A molecular sensor determines the ubiquitin substrate specificity of SARS-CoV-2 papain-like protease

The SARS-CoV-2 papain-like protease (PLpro) is a target for antiviral drug development. It is essential for processing viral polyproteins for replication and functions in host immune evasion by cleaving ubiquitin (Ub) and ubiquitin-like protein (Ubl) conjugates. While highly conserved, SARS-CoV-2 and SARS-CoV PLpro have contrasting Ub/Ubl substrate preferences. Using a combination of structural analyses and functional assays, we identify a molecular sensor within the S1 Ub-binding site of PLpro that serves as a key determinant of substrate specificity. Variations within the S1 sensor specifically alter cleavage of Ub substrates but not of the Ubl interferon-stimulated gene 15 protein (ISG15). Significantly, a variant of concern associated with immune evasion carries a mutation in the S1 sensor that enhances PLpro activity on Ub substrates.

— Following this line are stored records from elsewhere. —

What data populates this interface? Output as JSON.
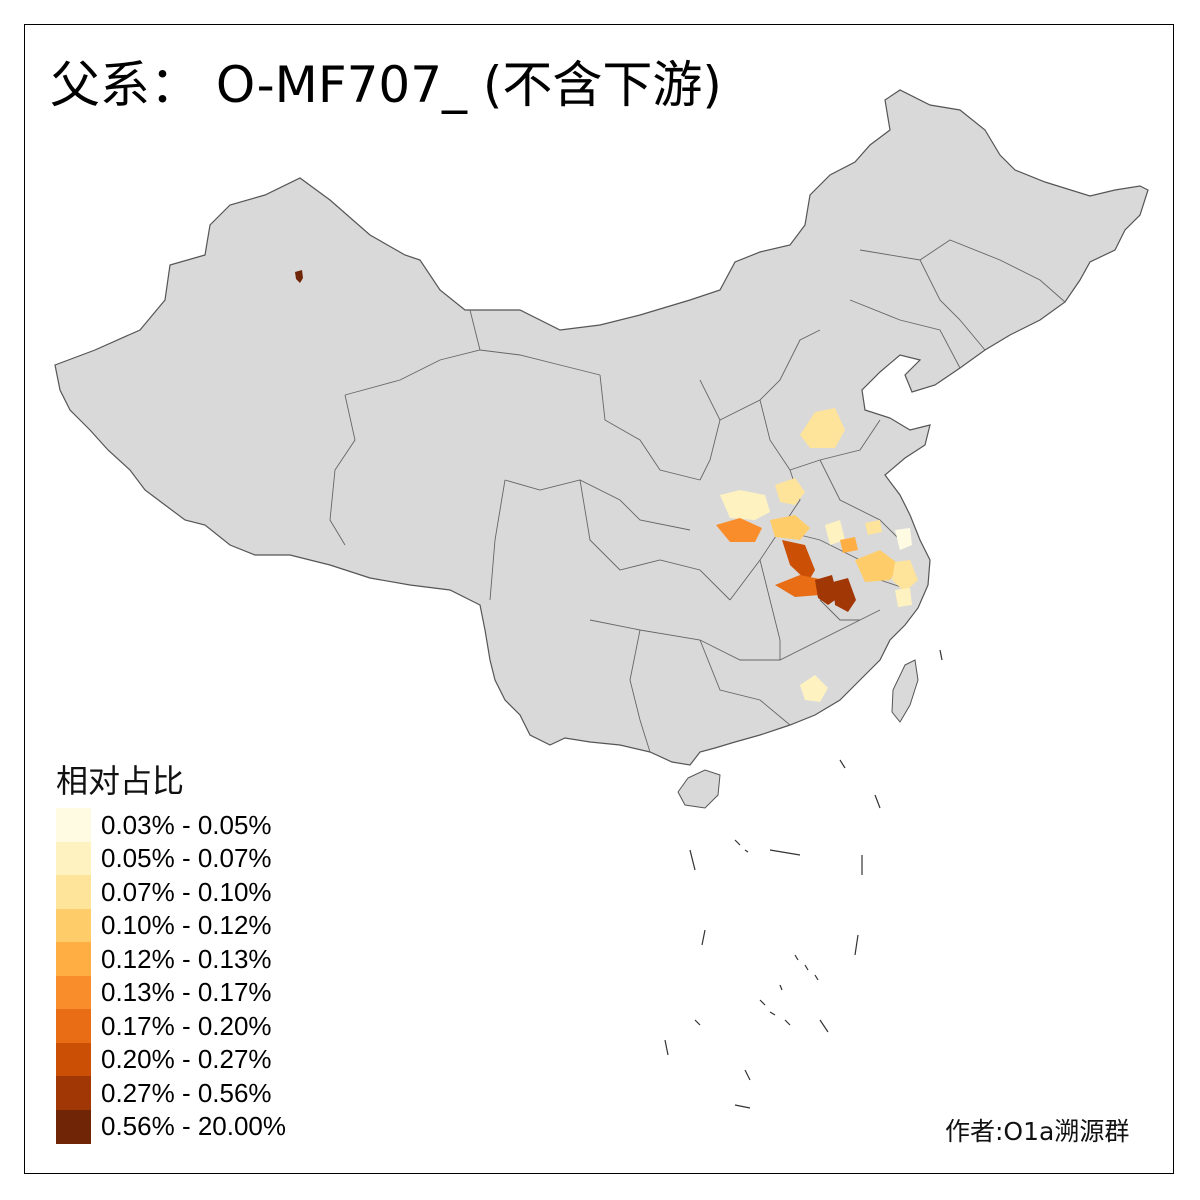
{
  "title": "父系： O-MF707_ (不含下游)",
  "legend": {
    "title": "相对占比",
    "items": [
      {
        "label": "0.03% - 0.05%",
        "color": "#fffbe3"
      },
      {
        "label": "0.05% - 0.07%",
        "color": "#fff2c1"
      },
      {
        "label": "0.07% - 0.10%",
        "color": "#fee39b"
      },
      {
        "label": "0.10% - 0.12%",
        "color": "#fecd69"
      },
      {
        "label": "0.12% - 0.13%",
        "color": "#feae43"
      },
      {
        "label": "0.13% - 0.17%",
        "color": "#f98d2b"
      },
      {
        "label": "0.17% - 0.20%",
        "color": "#e86d15"
      },
      {
        "label": "0.20% - 0.27%",
        "color": "#cc4f06"
      },
      {
        "label": "0.27% - 0.56%",
        "color": "#a13705"
      },
      {
        "label": "0.56% - 20.00%",
        "color": "#6f2506"
      }
    ]
  },
  "credit": "作者:O1a溯源群",
  "map_colors": {
    "land": "#d9d9d9",
    "border": "#555555"
  }
}
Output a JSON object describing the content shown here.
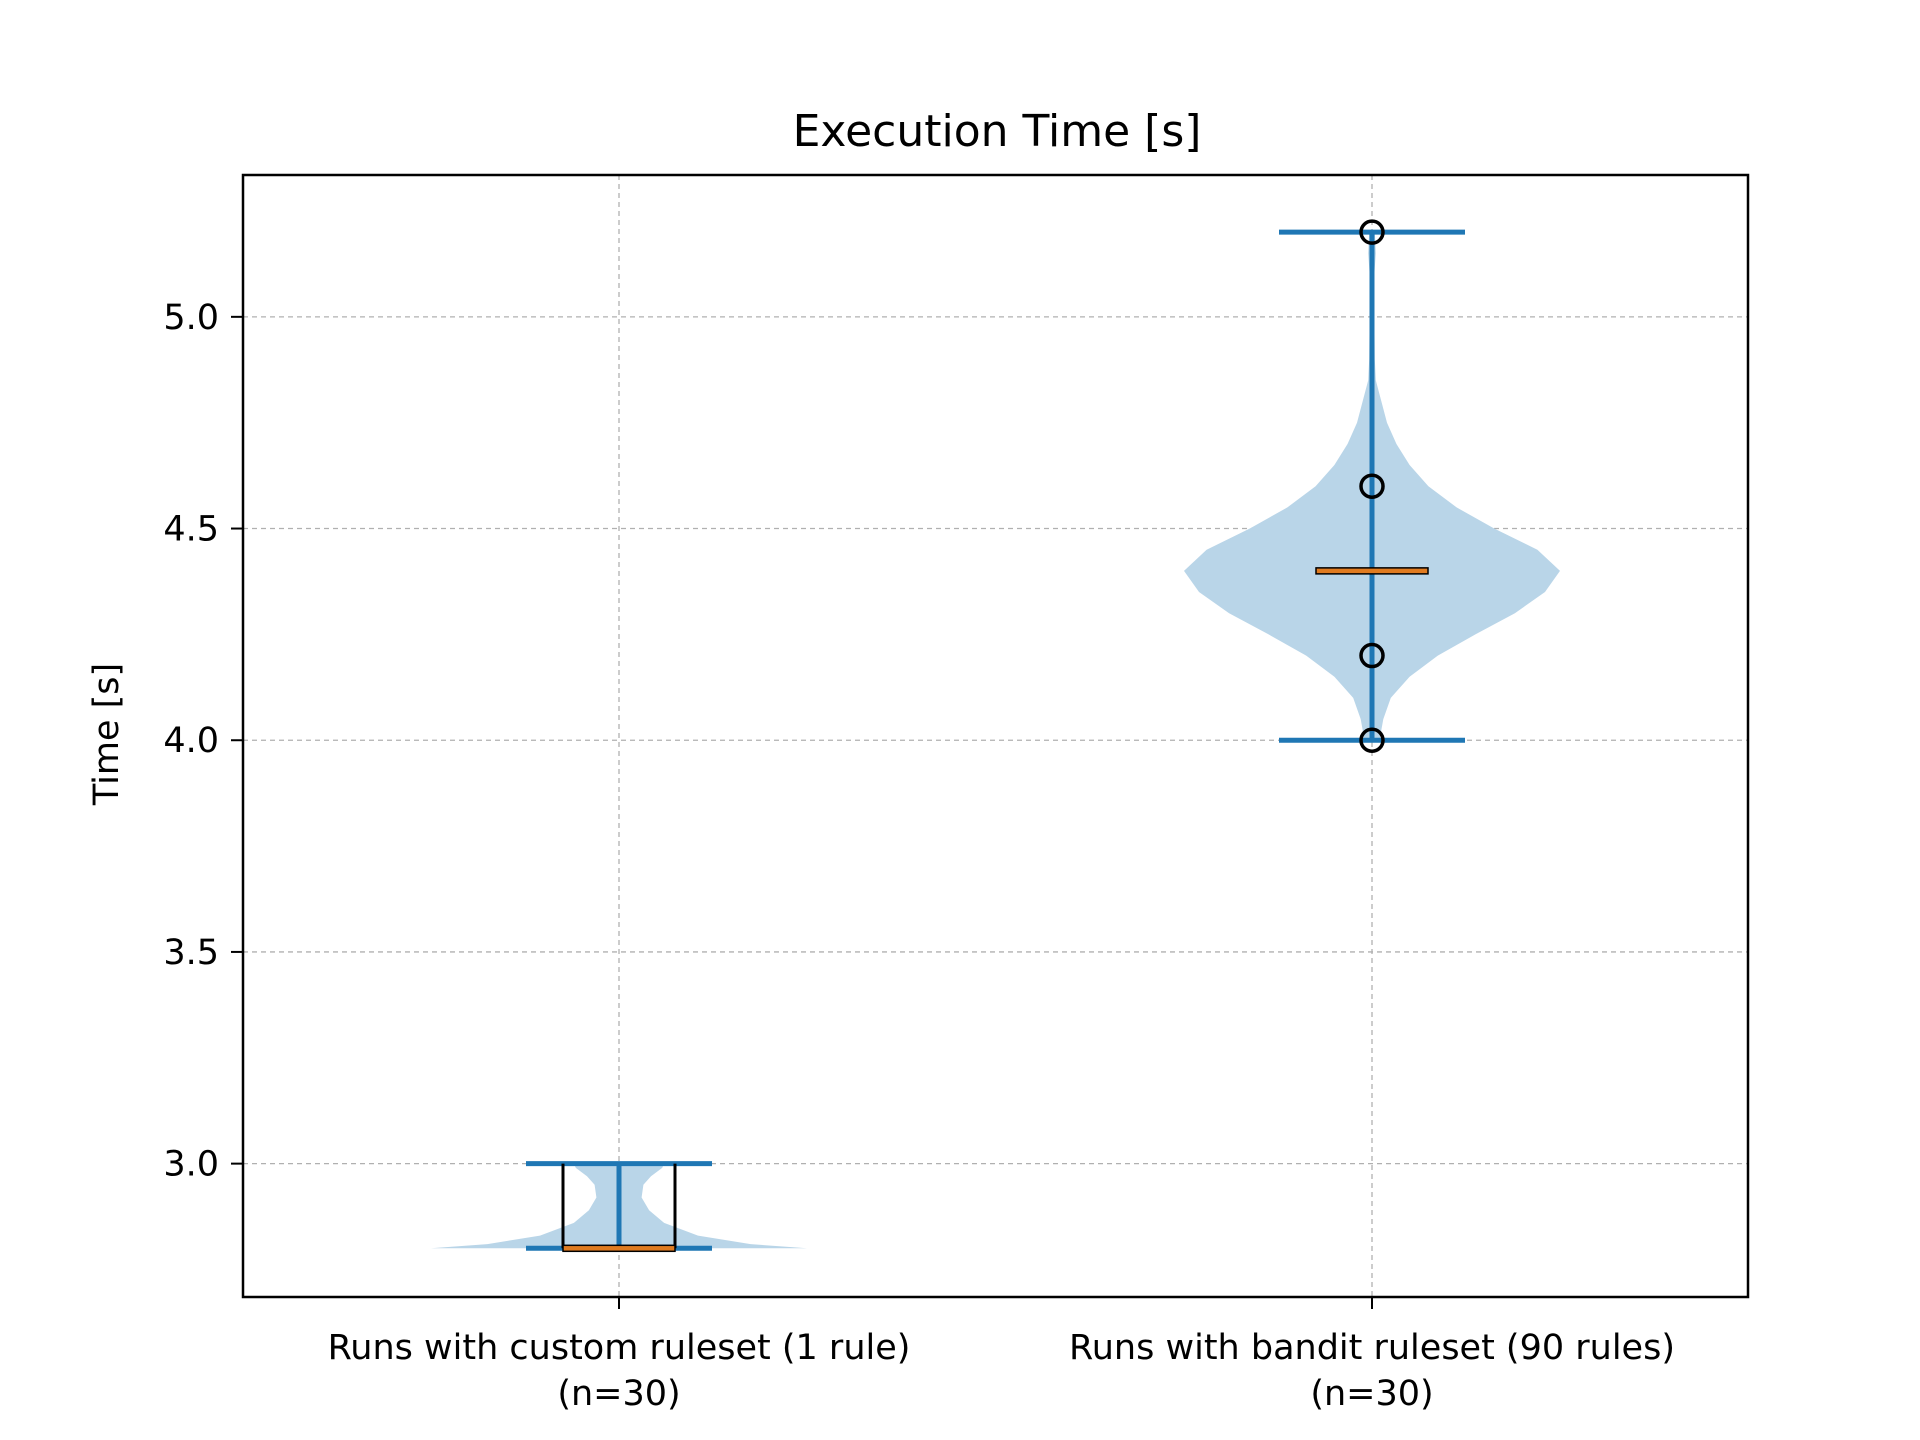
{
  "chart_data": {
    "type": "violin",
    "title": "Execution Time [s]",
    "ylabel": "Time [s]",
    "xlabel": "",
    "ylim": [
      2.685,
      5.335
    ],
    "yticks": [
      3.0,
      3.5,
      4.0,
      4.5,
      5.0
    ],
    "ytick_labels": [
      "3.0",
      "3.5",
      "4.0",
      "4.5",
      "5.0"
    ],
    "grid": true,
    "categories": [
      "Runs with custom ruleset (1 rule)\n(n=30)",
      "Runs with bandit ruleset (90 rules)\n(n=30)"
    ],
    "series": [
      {
        "min": 2.8,
        "max": 3.0,
        "median": 2.8,
        "q1": 2.8,
        "q3": 3.0,
        "outliers": [],
        "density": [
          [
            2.8,
            1.0
          ],
          [
            2.81,
            0.7
          ],
          [
            2.83,
            0.42
          ],
          [
            2.86,
            0.24
          ],
          [
            2.89,
            0.16
          ],
          [
            2.92,
            0.12
          ],
          [
            2.95,
            0.13
          ],
          [
            2.97,
            0.17
          ],
          [
            2.99,
            0.23
          ],
          [
            3.0,
            0.24
          ]
        ]
      },
      {
        "min": 4.0,
        "max": 5.2,
        "median": 4.4,
        "outliers": [
          4.0,
          4.2,
          4.6,
          5.2
        ],
        "density": [
          [
            4.0,
            0.04
          ],
          [
            4.05,
            0.06
          ],
          [
            4.1,
            0.1
          ],
          [
            4.15,
            0.2
          ],
          [
            4.2,
            0.35
          ],
          [
            4.25,
            0.55
          ],
          [
            4.3,
            0.76
          ],
          [
            4.35,
            0.92
          ],
          [
            4.4,
            1.0
          ],
          [
            4.45,
            0.88
          ],
          [
            4.5,
            0.65
          ],
          [
            4.55,
            0.45
          ],
          [
            4.6,
            0.3
          ],
          [
            4.65,
            0.2
          ],
          [
            4.7,
            0.13
          ],
          [
            4.75,
            0.08
          ],
          [
            4.8,
            0.05
          ],
          [
            4.85,
            0.02
          ],
          [
            4.9,
            0.015
          ],
          [
            5.0,
            0.012
          ],
          [
            5.1,
            0.012
          ],
          [
            5.15,
            0.02
          ],
          [
            5.2,
            0.015
          ]
        ]
      }
    ],
    "colors": {
      "violin_fill": "#b9d5e8",
      "whisker": "#1f77b4",
      "median": "#e07b20",
      "box_edge": "#000000",
      "grid": "#b0b0b0"
    }
  }
}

Collectively, our data identify the S1 sensor region as a potential hotspot of variability that could alter host antiviral immune responses to newly emerging SARS-CoV-2 lineages. [Display omitted] •Inhibitor-bound PLpro structures show plasticity in the highly conserved active site•Thumb domain drives specific interaction between SCoV-2 PLpro and ISG15•Mutation of SCoV-2 PLpro finger domain to mimic SARS-CoV enhances activity on Ub•An SCoV-2 variant of concern carries a PLpro K232Q mutation that alters activity on Ub Patchett et al. use structural and biochemical methods to examine differential substrate preference between SARS-CoV and SARS-CoV-2 PLpro enzymes, pinpointing variant residues that determine substrate specificity. This study highlights the importance of studying PLpro variants in emerging SARS-CoV-2 lineages, as one such variant alters enzyme function.